Friday, August 9, 2013

Light in the Darkness by Lesa Cline-Ransome


Know anything about "pit schools"? Neither did I. Seems super important now that I have added one more gold nugget of history to my small collection of knowledge connected to slavery and the 1860's in the U.S. The full title of this book is Light in the Darkness: A Story About How Slaves Learned in Secret. Definitely worth shining a little light on how those enslaved learned the beginnings of how to read and write, all with the weight of life and death in their hands and minds as they sought out pit schools to study at.

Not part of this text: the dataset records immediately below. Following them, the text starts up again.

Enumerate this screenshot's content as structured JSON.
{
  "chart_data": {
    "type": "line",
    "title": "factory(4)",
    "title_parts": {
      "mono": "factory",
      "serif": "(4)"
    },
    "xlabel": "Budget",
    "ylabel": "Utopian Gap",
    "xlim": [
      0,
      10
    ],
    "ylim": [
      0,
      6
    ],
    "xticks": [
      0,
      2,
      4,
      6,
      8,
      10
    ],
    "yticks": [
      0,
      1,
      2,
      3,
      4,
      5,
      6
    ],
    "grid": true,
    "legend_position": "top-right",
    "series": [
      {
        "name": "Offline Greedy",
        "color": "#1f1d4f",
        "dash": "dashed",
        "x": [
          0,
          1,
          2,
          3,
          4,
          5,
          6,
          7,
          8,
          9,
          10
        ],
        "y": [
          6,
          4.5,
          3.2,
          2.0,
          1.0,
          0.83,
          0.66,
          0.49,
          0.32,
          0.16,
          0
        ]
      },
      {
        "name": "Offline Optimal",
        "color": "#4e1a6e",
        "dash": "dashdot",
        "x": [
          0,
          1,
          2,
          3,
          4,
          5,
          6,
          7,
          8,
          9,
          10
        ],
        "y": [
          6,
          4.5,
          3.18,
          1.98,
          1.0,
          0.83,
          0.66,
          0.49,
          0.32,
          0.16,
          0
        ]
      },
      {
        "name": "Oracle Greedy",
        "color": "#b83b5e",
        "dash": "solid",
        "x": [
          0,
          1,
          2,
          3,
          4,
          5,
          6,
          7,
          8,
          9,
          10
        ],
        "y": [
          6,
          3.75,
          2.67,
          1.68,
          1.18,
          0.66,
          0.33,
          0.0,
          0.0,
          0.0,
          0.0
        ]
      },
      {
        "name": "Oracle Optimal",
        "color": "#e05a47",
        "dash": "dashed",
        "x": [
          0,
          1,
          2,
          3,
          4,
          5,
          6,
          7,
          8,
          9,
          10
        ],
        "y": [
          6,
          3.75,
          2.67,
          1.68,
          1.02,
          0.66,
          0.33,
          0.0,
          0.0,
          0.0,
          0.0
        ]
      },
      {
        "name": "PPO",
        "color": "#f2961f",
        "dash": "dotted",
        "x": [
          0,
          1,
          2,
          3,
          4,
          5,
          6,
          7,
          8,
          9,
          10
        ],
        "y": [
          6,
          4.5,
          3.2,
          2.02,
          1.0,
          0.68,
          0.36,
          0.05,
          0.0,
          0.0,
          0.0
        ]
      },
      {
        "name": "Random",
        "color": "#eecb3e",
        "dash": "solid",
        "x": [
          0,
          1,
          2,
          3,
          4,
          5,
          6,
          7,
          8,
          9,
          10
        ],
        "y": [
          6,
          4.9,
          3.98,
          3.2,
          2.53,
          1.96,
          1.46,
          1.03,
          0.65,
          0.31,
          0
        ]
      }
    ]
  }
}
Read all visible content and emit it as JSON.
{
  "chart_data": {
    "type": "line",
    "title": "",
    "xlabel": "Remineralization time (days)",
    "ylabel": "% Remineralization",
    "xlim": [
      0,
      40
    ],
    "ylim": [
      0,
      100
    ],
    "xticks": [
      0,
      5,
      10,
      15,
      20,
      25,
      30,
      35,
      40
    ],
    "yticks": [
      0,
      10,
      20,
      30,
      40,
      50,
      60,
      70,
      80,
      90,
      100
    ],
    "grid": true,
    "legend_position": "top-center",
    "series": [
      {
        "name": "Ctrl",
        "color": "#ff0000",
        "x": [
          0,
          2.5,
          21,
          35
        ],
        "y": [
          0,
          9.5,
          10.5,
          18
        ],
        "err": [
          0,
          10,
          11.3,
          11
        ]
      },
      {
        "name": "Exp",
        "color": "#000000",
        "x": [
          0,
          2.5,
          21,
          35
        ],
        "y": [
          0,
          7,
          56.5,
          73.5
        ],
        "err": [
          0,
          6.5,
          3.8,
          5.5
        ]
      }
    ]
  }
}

Cline-Ransome has crafted a solid book here, molding the story around Rosa and her mother and the delicate, dangerous moments when they took the life-threatening risk of venturing out into the night to learn in the pit school set up by another slave. The illustrations are dark and threatening, just like the brutal slave hunters who relentlessly sought out their prey. As I read this story, my mind made connections to other books telling similar and important stories (Henry's Freedom Box, Unspoken, and Almost to Freedom LEAP to my mind along with Hush Harbor, When Thunder Comes, and Belle, The Last Mule at Gee's Bend).

I love historical fiction, and I feel this growing awareness of how I seek out historical fiction set in the 1860's about the resilient lives of slaves and the other people who collectively worked to move us past the tremendous limits of judgment. Light in the Darkness leads us one step further into knowing the truth that lay so quietly hidden beneath the ugliness of the times.